Tanzania has been, and still is, depending on its mineral endowment socio-economic development, infrastructure and employment. Effects of mining related activities on livelihood of local communities have been increasingly documented and are often severe, long-term and wide ranging (UNEP/WHO, 1998). When a mine finishes its life-span, communities are often left with polluted environment that can be translated into socio-economic, health and cultural damages when there is no robust closure mechanism or plan.
Mine closure is a dynamic process that takes into account environmental, social and economic considerations during mine closure planning and implementation. Mine Closure can be either permanent for depleted reserves or temporary in case the mine changes status to winding down of production (care and maintenance status). The later scenario also includes a mine that has stopped production for various technical, financial, environmental, or labour related reasons, but the mineral right holders have not declared their intent to close the mine. To ensure compliance with rehabilitation obligations, mineral right holders are required to accompany their application with a set of documents including the closure plan.
Since the 1990's Tanzania has seen development of mines at different scales mainly grouped into small, medium and large scale mines. Within these groups, there exist operations with different types of minerals that require different closure strategies. Closure of such mines has been among the challenges facing the mining industry in Tanzania. In the past development of mine closure plans has usually been based on particular representative provisions of the legislations that were used to evaluate the closure plan at different levels but failed to describe all the necessary components and mineral variations occurring in different types of mines.
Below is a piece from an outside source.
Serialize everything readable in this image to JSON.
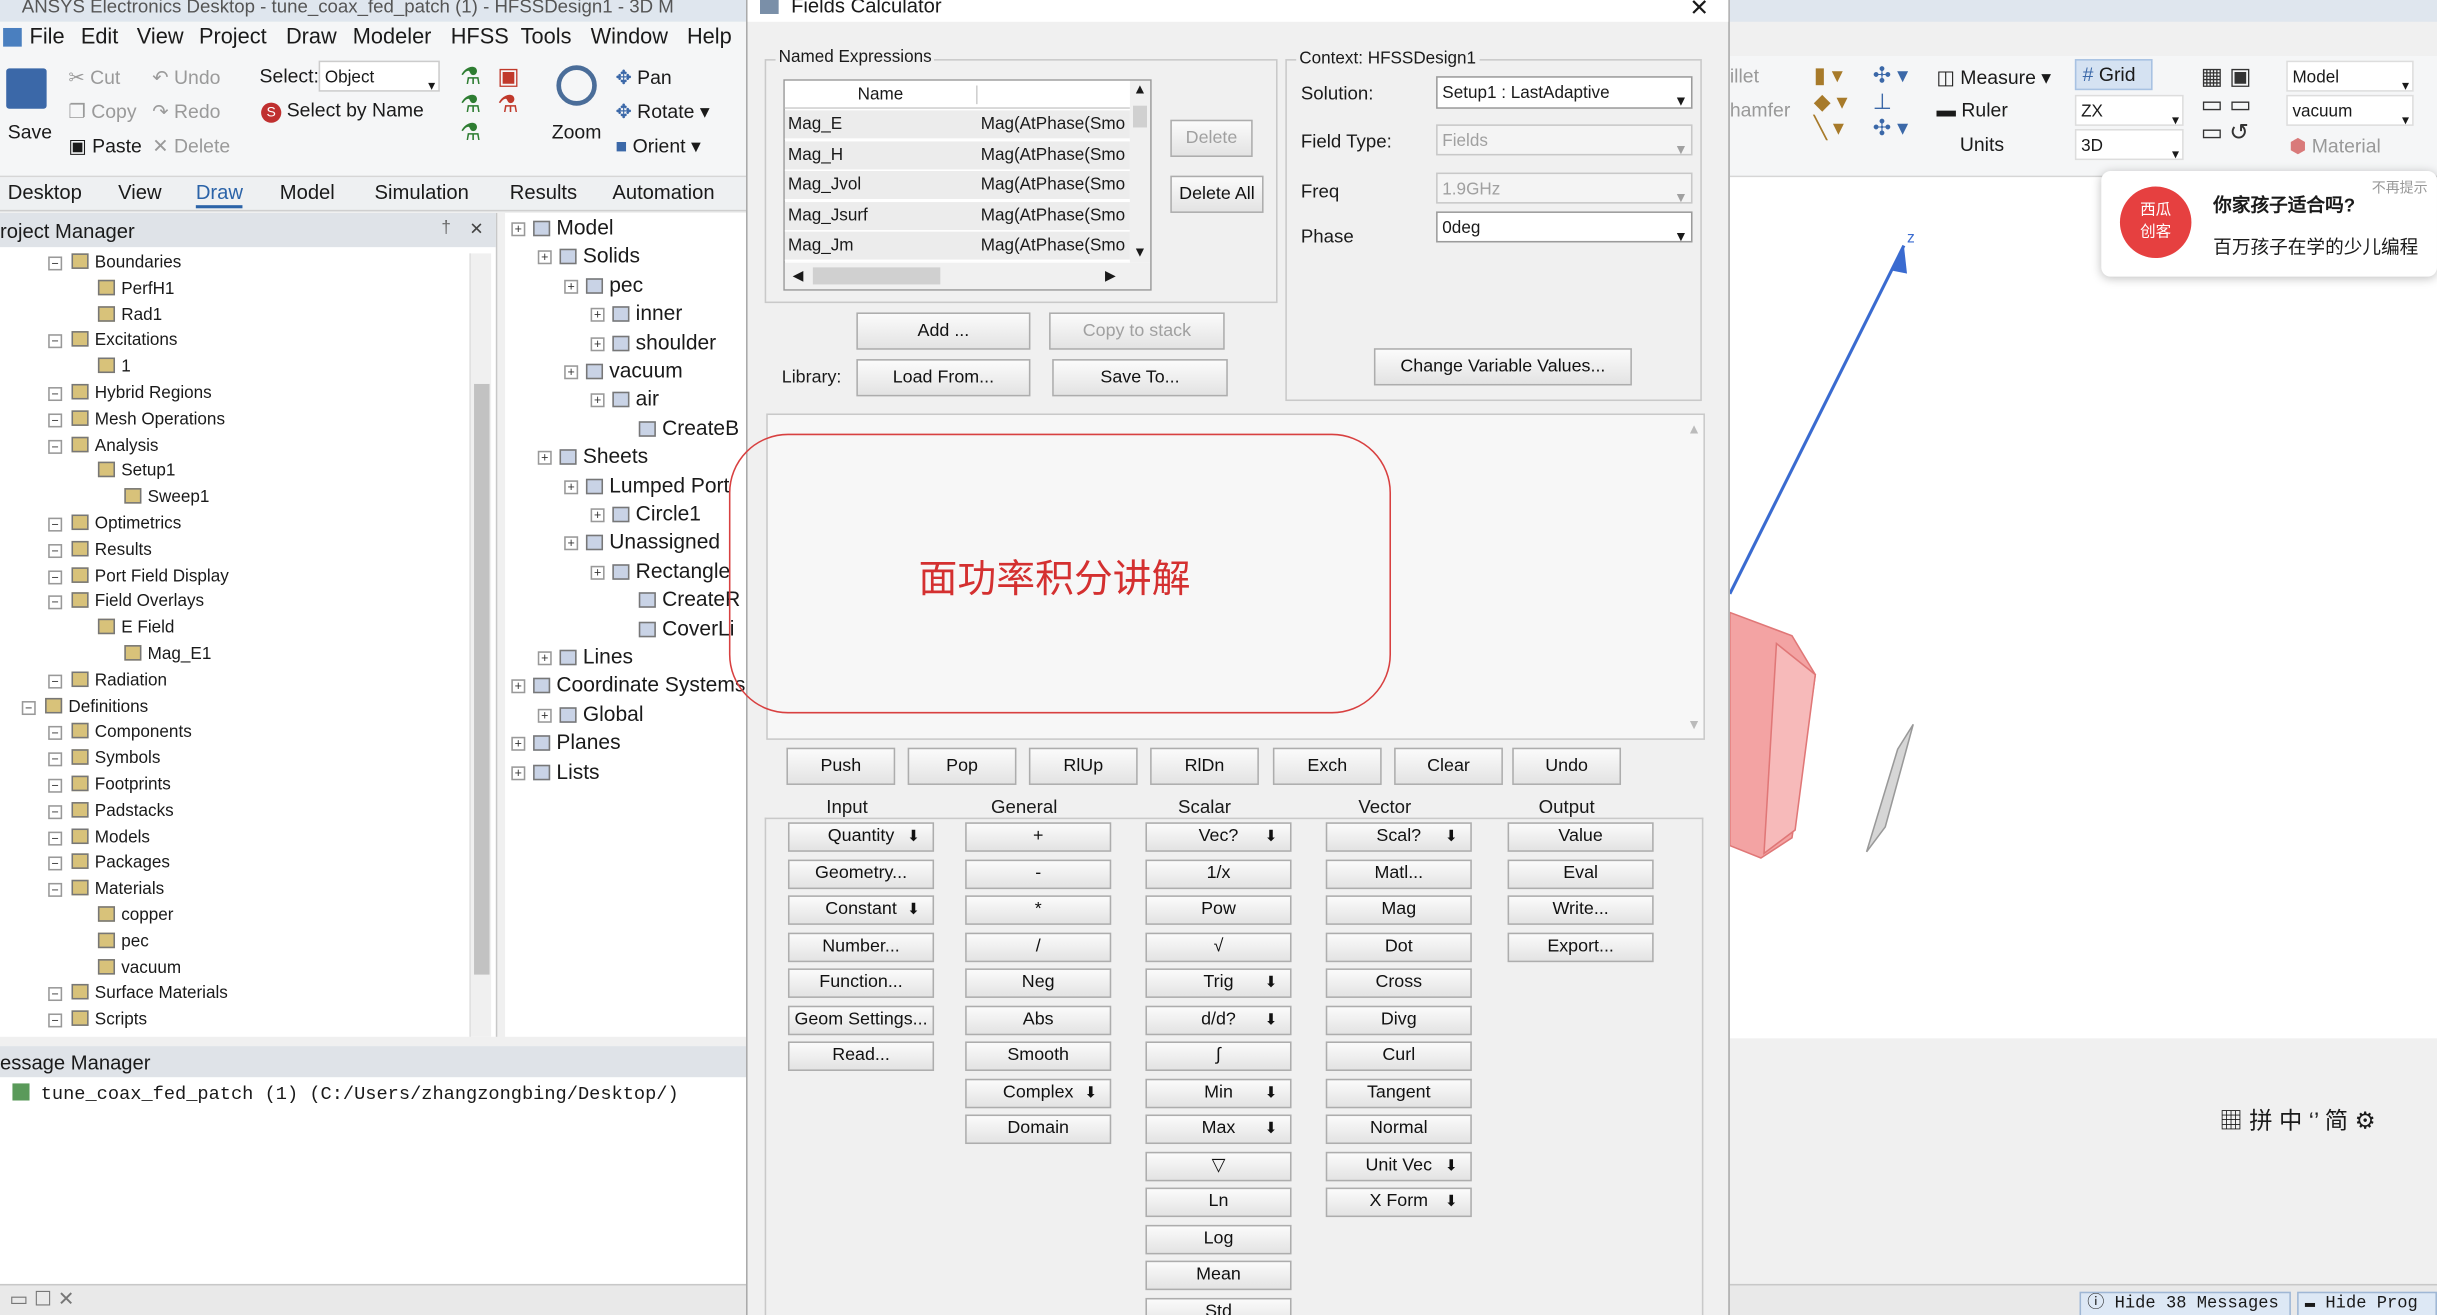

Mine Closure Plan combines technical and social information to create a platform for environmental management throughout the life of the mine and post mine closure.
In 2010 the Government provided minimum requirements of mine closure through the Mining Act, 2010 specifically, in its Mining (Safety, Occupational Health, and Environmental Protection) Regulations of 2010.
In line with the legal requirements on mine closure, the mineral right holders of Special Mining License (SML) and Mining License (ML) are required to prepare Mine Closure Plan (MCP) as part of creating a rehabilitation strategy on their commitments for mine closure implementation. Mine closure plan is a set of documents that provides guidance on key elements/aspects of mine closure process including closure costs during the mine life (as progressive closure) and at final closure
Therefore, MCP is a legal requirement of the Tanzanian Mining Act, No. 15 of 2010 as amended in 2017, and the Environmental Management Act, No. 20 of 2004. The mine closure process is administered by the National Mining Closure Committee (NMCC) that comprises of members from various Government Institutions.
The purpose of these guidelines, therefore, is to provide guidance on the preparation, implementation and monitoring of MCPs to meet local mining regulatory framework and requirements while addressing the identified challenges.
The Mine Closure Guidelines aim at informing the mineral right holders of Special Mining Licenses (SMLs) and Mining Licenses (MLs); regulatory authorities and other relevant technical practitioners in administering the preparation, implementation and monitoring of MCPs on:
i. Activities required to be undertaken for mine closure;
ii. Procedures for safe decommissioning of the mine;
iii. Scientific studies required to be incorporated in the MCPs;
iv. Reclamation cost and rehabilitation bond; and
v. Duration for post closure monitoring.
The MCP shall also reflect the following:
i. Progressive Mine Closure Plan.
In this part, the MCP shall include all issues related to progressive rehabilitation during the mine operations including land use planning.
ii. Final Mine Closure Plan.
Final closure plan shall address the closure activities at the end of mine life and post closure until the mine areas reaches self-sustaining conditions.